It's always nice to have options for an alternative to a classic dish. Chilli Con Carne is traditionally made with minced beef and kidney beans, whereas my version uses diced chicken and cannellini beans. It's an easy recipe and takes about 30 mins from start to finish, so it's perfect for a midweek meal. How spicy you make it is down to you, alter the chilli content accordingly.
The Recipe Ingredients Serves 4
2 chicken breasts, diced
2 red chillies finely chopped (de-seed for less heat)
2 garlic cloves finely chopped
1 red onion, finely chopped
1 red pepper, finely chopped
20-24 cherry tomatoes
1 carton chopped tomatoes
400g tin cannellini beans
splash Worcestershire sauce
1 tbsp tomato puree
pinch of chilli flakes (if you prefer extra spice)
tsp mustard seeds
salt & black pepper
Add the finely chopped chilli and garlic to a high sided frying pan and fry in a splash of olive oil for 2-3 mins on a low/med heat.
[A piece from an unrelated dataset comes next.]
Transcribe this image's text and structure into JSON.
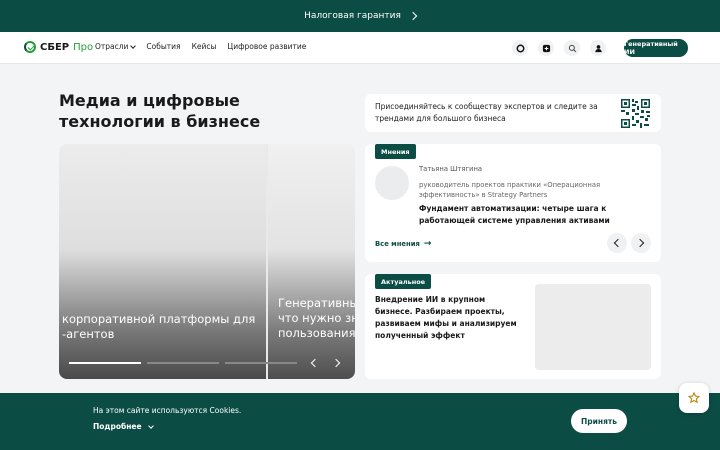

Add a pinch of salt.
Add in the chopped onion & red pepper and cook for a further 3 mins.
Add in the diced chicken and cook for 4-5 mins until all the chicken has turned white in colour.
Next, add in the chilli flakes if you are adding these.
Add the mustard seeds and a splash of Worcestershire sauce and the tbsp of tomato puree and a twist of black pepper and stir together.
Add in the cherry tomatoes, whole, as they will soften and collapse during cooking.
Next add in the carton of chopped tomatoes and the tin of cannellini beans and give it a good stir round.
Place the lid on the pan and simmer now for 20 mins stirring occasionally.
This will now be ready to serve. I had mine with basmati rice but you could use brown or wild rice, chips, cous cous or even a jacket potato. Enjoy!